How do I count each unique value for each key in a dictionary containing lists?

Question

I have the following dictionary:

dict = {'A': [1,1,2], 'B': [1,1,1], 'C': [2,2,2,1,2]}

I want the output to tell me how many of each values I have for each key, eg:

if value == 1  -> A, 2; B,3; C,1
if value == 2   -> A, 1; B,0; C,4

So far I have:

for i in dict[i]:
    if i == 1:
        participants_luck += 1
    elif i == 2:
        participants_skill += 1
    

Answer 1

This is a flexible solution to count the occurrences of each different value in the dictionary

dict = {"A": [1,1,2], "B": [1,1,1], "C": [2,2,2,1,2]}
different_values = set()

for values in dict.values():
    for el in values:
        different_values.add(el)

for possible_value in different_values:
    print(possible_value)
    for key, values in dict.items():
        print(key, sum(value == possible_value for value in values))
    print("\n")

Output:

1
A 2
B 3
C 1


2
A 1
B 0
C 4

UPDATE: If you want to handle also non list items in dict you can do like this:

from collections.abc import Iterable

dict = {"A": [1,1,2], "B": [1,1,1], "C": [2,2,2,1,2], "D": 1}
different_values = set()

for values in dict.values():
    if isinstance(values, Iterable):
        for el in values:
                different_values.add(el)
    else:
        different_values.add(values)


for possible_value in different_values:
    print(possible_value)
    for key, values in dict.items():
        if isinstance(values, Iterable):
            print(key, sum(value == possible_value for value in values))
        else:
            print(key, int(values == possible_value))
    print("\n")

And the output will be:

1
A 2
B 3
C 1
D 1


2
A 1
B 0
C 4
D 0

Answer 2

Define a function so you can search for different values if you ever need to. Use the count method to make things very easy for yourself.

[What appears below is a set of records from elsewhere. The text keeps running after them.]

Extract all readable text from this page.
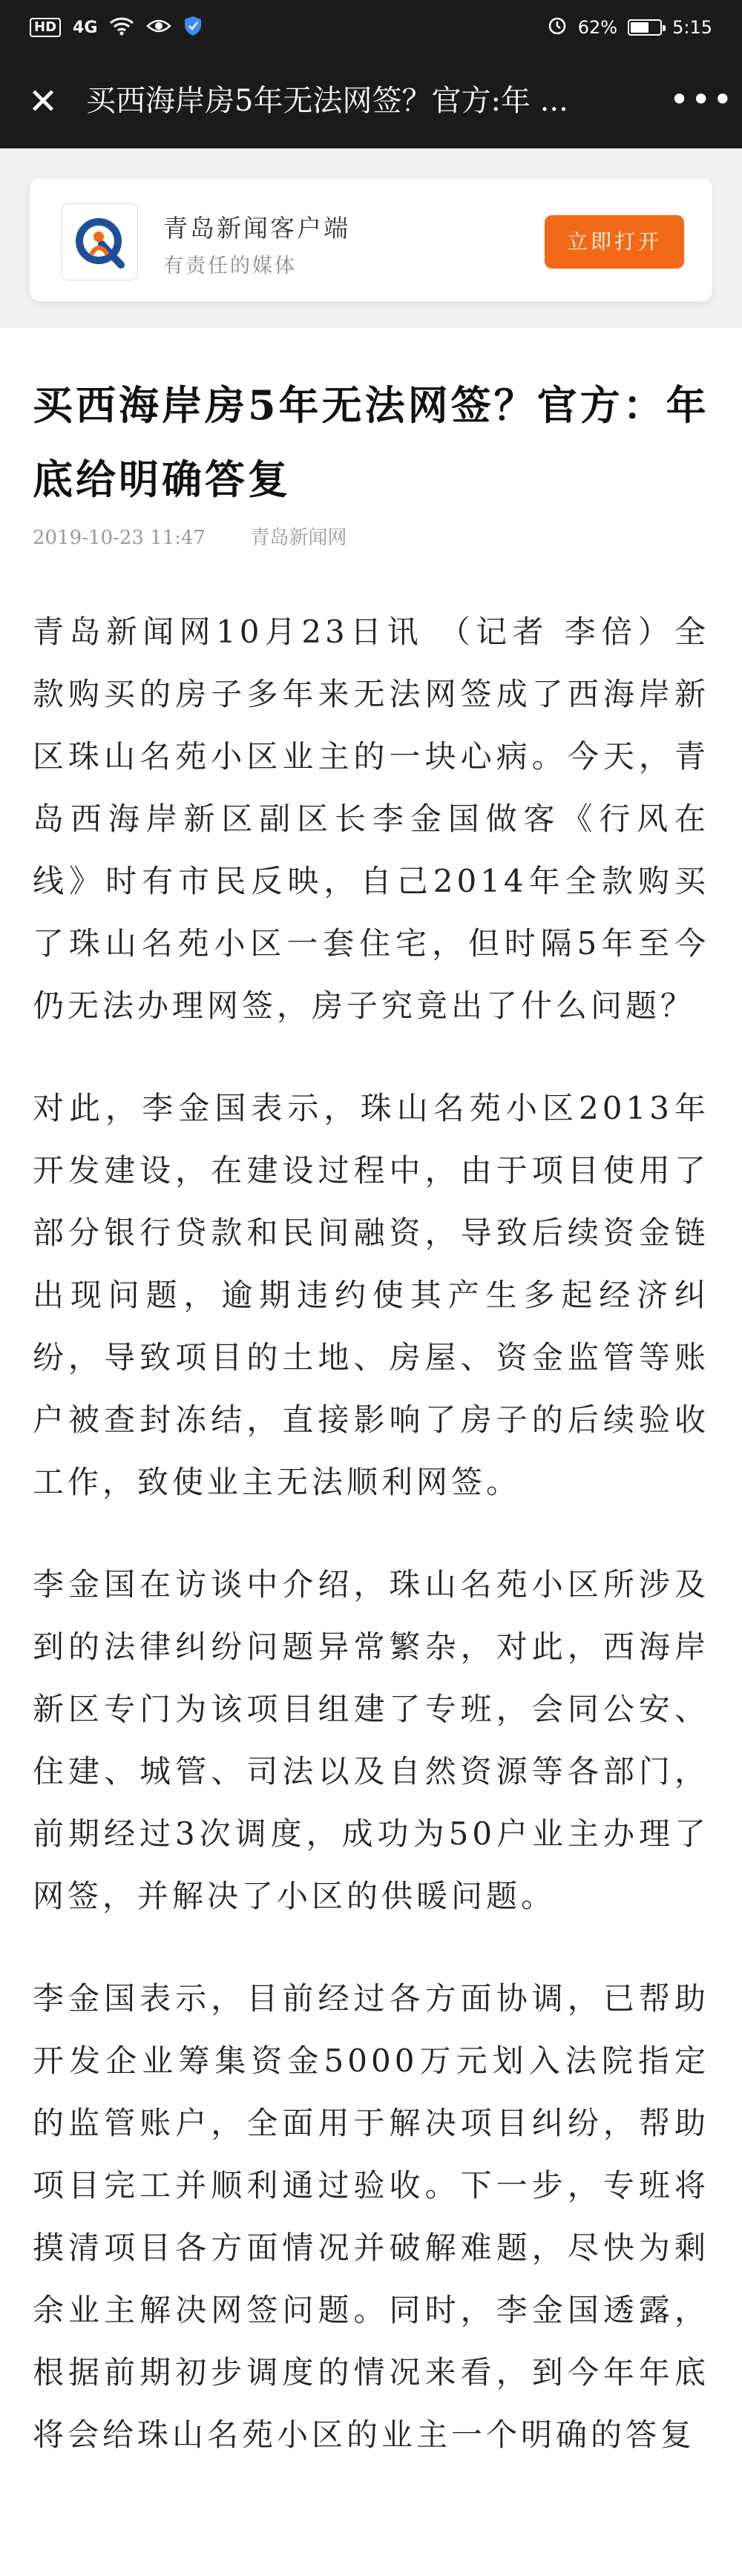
HD 4G	62%	5:15
✕ 买西海岸房5年无法网签？官方:年 ...	•••
青岛新闻客户端
有责任的媒体
立即打开
买西海岸房5年无法网签？官方：年底给明确答复
2019-10-23 11:47 青岛新闻网
青岛新闻网10月23日讯 （记者 李倍）全款购买的房子多年来无法网签成了西海岸新区珠山名苑小区业主的一块心病。今天，青岛西海岸新区副区长李金国做客《行风在线》时有市民反映，自己2014年全款购买了珠山名苑小区一套住宅，但时隔5年至今仍无法办理网签，房子究竟出了什么问题？
对此，李金国表示，珠山名苑小区2013年开发建设，在建设过程中，由于项目使用了部分银行贷款和民间融资，导致后续资金链出现问题，逾期违约使其产生多起经济纠纷，导致项目的土地、房屋、资金监管等账户被查封冻结，直接影响了房子的后续验收工作，致使业主无法顺利网签。
李金国在访谈中介绍，珠山名苑小区所涉及到的法律纠纷问题异常繁杂，对此，西海岸新区专门为该项目组建了专班，会同公安、住建、城管、司法以及自然资源等各部门，前期经过3次调度，成功为50户业主办理了网签，并解决了小区的供暖问题。
李金国表示，目前经过各方面协调，已帮助开发企业筹集资金5000万元划入法院指定的监管账户，全面用于解决项目纠纷，帮助项目完工并顺利通过验收。下一步，专班将摸清项目各方面情况并破解难题，尽快为剩余业主解决网签问题。同时，李金国透露，根据前期初步调度的情况来看，到今年年底将会给珠山名苑小区的业主一个明确的答复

d = {'A': [1,1,2], 'B': [1,1,1], 'C': [2,2,2,1,2]}

def foo(value, dictionary):
    for key,l in dictionary.items():
        print(f"{key} : {l.count(value)}")

foo(1,d)
foo(2,d)

Answer 3

Would be interesting making a function to do it.

def count_stuff(any_dict, wanted_val):
    counted_dict = {}
    for key in any_dict.keys():
        count = 0
        for element in any_dict[key]:
            count += (element == wanted_val)
        counted_dict[key] = count
    
    return counted_dict

Running your example...

your_dict = {"A": [1,1,2], "B": [1,1,1], "C": [2,2,2,1,2]}
for i in [1, 2]:
    print(i, count_stuff(your_dict, i))

Prints

1 {'A': 2, 'B': 3, 'C': 1}
2 {'A': 1, 'B': 0, 'C': 4}

Answer 4

This is a one-liner! You can write a dictionary comprehension. We have a dictionary mydict and a value to count. We first iterate over the items in the dictionary. For each list in the dictionary, we iterate over that list, and find the sum of i == value . Because True counts as 1 and False counts as 0, sum(i == value for i in lst) will give the number of i in the lst which are equal to value . Alternatively, you could do lst.count(value) . The sum(...) technique is useful when you want to count a condition other than == , for example if you wanted to count how many elements are less than the given value.

def count(mydict, value):
    return {k: sum(i == value for i in lst) for k, lst in mydict.items()}
    # Or, 
    # return {k: lst.count(value) for k, lst in mydict.items()}

d = {'A': [1,1,2], 'B': [1,1,1], 'C': [2,2,2,1,2]}
count(d, 1) # out: {'A': 2, 'B': 3, 'C': 1}
count(d, 2) # out: {'A': 1, 'B': 0, 'C': 4}

You can then access the counts like so:

result = count(d, 1)
print(f"A: {result['A']}, B: {result['B']}, C: {result['C']}")

Or, if you don't want to hardcode the keys of result :

result = count(d, 1)
for k, v in result.items():
    print(f"{k}: {v}")

Answer 5

You could use a Counter:

from collections import Counter
cnts={k: Counter(v) for k,v in di.items()}

# {'A': Counter({1: 2, 2: 1}), 'B': Counter({1: 3}), 'C': Counter({2: 4, 1: 1})}

Then just use a comprehension to get the sub counts as needed:

>>> {k:v[1] for k,v in cnts.items()}
{'A': 2, 'B': 3, 'C': 1}
>>> ({k:v[2] for k,v in cnts.items()}
{'A': 1, 'B': 0, 'C': 4}